Member of the National Assembly of South Africa
- In office 21 May 2014 – 7 May 2019

Member of the Western Cape Provincial Parliament
- In office 22 May 2019 – 28 May 2024

Personal details
- Party: Democratic Alliance
- Spouse: Carina America (m.1986)
- Children: 2
- Education: University of the Western Cape; Curtin University of Technology
- Occupation: Politician
- Profession: Academic

= Derrick America =

South African politician

Derrick America is a South African politician who is currently serving as a member of the mayoral committee of the Drakenstein Local Municipality. America previously served as a City of Cape Town councillor, a Member of the National Assembly of South Africa and a Member of the Western Cape Provincial Parliament.

==Early life and career==
In high school, America was a vocal opponent of apartheid and organised student protests.

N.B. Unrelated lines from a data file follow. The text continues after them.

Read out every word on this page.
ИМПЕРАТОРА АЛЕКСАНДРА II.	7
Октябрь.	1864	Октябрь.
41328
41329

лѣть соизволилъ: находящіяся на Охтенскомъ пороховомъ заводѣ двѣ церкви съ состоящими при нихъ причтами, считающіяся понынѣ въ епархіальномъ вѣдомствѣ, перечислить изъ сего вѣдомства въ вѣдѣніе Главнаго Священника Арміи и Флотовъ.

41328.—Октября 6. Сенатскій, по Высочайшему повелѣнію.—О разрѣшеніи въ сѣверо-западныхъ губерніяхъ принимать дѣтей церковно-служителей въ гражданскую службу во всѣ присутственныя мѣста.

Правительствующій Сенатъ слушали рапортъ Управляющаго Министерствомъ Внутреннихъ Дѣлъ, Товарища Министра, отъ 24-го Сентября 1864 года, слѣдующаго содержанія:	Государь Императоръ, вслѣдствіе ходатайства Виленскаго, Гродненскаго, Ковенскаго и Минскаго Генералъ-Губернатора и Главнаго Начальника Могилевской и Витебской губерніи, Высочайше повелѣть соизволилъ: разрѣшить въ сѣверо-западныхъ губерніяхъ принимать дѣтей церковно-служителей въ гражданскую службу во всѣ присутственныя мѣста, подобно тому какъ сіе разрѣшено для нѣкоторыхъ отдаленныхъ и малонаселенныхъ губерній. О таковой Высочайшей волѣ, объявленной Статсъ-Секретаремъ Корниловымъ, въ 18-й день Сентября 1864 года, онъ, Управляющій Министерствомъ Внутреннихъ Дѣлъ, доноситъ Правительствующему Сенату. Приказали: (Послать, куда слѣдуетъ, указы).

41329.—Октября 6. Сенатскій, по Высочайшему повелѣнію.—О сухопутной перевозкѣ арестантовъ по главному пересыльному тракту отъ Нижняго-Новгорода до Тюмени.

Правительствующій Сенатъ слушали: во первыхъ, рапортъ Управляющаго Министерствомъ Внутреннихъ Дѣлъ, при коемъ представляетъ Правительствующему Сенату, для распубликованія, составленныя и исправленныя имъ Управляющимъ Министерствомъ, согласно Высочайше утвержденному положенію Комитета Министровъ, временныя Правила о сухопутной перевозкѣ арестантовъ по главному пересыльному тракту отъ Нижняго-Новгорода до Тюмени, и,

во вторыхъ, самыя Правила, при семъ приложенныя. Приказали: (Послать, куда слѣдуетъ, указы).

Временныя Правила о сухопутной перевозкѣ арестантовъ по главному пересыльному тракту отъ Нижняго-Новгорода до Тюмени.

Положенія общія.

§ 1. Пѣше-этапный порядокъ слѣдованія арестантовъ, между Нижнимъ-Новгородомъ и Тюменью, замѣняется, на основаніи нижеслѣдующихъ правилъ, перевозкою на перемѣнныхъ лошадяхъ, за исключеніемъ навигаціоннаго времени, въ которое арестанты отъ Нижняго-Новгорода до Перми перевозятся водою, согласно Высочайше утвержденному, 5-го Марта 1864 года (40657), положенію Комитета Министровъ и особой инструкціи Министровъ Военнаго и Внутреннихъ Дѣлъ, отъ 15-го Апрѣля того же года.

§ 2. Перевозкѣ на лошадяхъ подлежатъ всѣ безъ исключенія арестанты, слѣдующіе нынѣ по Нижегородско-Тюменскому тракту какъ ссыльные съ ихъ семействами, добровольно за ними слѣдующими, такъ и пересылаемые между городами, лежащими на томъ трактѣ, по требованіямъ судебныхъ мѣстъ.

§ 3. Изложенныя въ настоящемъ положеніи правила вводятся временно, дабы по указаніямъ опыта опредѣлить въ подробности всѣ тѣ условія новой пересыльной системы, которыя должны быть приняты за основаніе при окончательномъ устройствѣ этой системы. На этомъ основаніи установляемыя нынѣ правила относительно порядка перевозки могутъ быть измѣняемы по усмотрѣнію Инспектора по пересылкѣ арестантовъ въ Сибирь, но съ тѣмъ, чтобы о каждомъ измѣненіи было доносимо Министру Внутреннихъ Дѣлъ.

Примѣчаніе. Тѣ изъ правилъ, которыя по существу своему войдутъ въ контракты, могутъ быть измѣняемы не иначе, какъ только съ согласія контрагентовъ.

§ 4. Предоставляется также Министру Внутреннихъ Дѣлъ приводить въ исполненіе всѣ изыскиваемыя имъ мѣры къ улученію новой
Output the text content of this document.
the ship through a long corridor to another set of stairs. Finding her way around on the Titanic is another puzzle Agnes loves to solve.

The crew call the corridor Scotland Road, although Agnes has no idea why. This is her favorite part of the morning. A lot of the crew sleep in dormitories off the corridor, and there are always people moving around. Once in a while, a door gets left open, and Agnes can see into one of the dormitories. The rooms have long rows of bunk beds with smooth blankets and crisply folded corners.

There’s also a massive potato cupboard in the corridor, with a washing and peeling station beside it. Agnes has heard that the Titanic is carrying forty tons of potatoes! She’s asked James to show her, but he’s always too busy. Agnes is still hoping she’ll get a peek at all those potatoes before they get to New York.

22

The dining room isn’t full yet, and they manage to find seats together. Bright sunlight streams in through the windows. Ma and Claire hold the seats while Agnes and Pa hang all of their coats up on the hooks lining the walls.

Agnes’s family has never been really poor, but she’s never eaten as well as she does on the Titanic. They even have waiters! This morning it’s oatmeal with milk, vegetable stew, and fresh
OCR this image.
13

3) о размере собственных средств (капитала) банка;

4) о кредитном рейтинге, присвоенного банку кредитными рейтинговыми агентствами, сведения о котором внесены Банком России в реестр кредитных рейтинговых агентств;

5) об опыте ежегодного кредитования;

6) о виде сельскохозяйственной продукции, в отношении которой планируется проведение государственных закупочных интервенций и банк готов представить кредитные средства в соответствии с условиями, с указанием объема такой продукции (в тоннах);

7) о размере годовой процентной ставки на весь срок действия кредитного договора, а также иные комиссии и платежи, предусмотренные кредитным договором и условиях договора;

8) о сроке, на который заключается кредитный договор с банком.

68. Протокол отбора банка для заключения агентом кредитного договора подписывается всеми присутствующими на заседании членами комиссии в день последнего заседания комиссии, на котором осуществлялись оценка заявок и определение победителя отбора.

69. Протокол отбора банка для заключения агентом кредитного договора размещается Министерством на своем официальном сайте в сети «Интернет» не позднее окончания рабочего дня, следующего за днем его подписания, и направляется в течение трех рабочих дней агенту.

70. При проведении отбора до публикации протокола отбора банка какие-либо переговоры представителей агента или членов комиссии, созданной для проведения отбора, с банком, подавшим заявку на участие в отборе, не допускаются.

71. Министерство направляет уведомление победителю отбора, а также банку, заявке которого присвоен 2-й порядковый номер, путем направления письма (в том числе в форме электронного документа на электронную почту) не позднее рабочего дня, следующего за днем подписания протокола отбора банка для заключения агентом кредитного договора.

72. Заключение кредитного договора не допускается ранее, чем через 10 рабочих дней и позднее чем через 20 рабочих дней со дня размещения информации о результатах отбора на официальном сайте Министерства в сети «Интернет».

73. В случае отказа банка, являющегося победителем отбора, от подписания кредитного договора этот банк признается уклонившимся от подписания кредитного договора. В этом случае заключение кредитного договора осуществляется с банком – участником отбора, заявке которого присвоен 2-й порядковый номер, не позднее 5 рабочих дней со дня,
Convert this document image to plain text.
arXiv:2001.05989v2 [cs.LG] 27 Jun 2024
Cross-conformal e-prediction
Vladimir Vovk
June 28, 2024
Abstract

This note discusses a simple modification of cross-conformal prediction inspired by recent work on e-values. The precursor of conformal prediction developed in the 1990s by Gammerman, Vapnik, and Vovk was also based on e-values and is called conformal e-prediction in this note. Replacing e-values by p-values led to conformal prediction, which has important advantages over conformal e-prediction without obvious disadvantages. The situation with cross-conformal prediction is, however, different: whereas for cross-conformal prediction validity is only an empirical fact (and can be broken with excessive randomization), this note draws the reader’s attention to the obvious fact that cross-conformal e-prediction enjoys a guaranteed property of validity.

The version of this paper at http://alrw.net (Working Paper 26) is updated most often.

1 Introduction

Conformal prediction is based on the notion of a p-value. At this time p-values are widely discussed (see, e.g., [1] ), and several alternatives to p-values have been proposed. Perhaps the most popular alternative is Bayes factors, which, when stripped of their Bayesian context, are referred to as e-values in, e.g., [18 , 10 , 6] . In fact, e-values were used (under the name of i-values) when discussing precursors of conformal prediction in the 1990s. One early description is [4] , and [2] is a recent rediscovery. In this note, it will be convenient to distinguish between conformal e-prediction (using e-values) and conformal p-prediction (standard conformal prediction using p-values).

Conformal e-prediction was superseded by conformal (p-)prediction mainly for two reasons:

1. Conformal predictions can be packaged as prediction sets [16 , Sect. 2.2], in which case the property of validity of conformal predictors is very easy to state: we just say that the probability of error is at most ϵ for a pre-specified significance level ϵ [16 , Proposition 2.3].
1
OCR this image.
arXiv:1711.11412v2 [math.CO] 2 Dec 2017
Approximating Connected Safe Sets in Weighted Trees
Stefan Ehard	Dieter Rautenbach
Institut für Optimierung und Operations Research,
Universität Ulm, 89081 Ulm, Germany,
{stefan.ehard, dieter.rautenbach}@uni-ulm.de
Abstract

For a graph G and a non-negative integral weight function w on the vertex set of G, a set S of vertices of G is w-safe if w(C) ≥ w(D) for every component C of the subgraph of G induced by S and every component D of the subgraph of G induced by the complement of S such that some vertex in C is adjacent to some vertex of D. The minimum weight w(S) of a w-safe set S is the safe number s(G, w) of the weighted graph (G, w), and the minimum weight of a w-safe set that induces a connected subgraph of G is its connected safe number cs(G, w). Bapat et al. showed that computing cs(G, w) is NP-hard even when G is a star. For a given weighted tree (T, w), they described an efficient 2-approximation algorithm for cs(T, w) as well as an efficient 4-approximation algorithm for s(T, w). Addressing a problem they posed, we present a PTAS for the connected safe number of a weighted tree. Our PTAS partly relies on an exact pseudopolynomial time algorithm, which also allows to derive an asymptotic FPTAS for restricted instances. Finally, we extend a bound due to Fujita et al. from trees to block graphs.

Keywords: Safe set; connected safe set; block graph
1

He first started work at the South African Post Office, where he had a confrontation with management about the apartheid system in place for employees.
America was then educated at the University of the Western Cape where he received a Bachelor of Commerce with Honours. His area of study focused on management and the labour market. He subsequently completed a Master of Business Administration at the Curtin University in Perth, Western Australia. America then worked as a school teacher, teaching business economics and accounting. He then served as an academic at Cape Peninsula University of Technology until 2009, lecturing in labour law and business courses. America also arbitrated on labour disputes at the Commission for Concilliation Mediation and Arbitration from 2009 to 2011.

==Political career==
America was first elected as a Councillor in the City of Cape Town in May 2011. He represented residents of Kensington, Factreton, Maitland until 2014. He was elected as a Member of the National Assembly of South Africa in May 2014, representing the Democratic Alliance. He was elected to the Western Cape Provincial Parliament in 2019.

Derrick left the Provincial Parliament at the general election on 29 May 2024 as he did not make himself available for re-election. Shortly afterwards, he was sworn in as a DA councillor in the Drakenstein Local Municipality whereafter he was appointed by mayor Stephen Korabie to serve as a member of the mayoral committee; he leads the corporate and governance portfolio.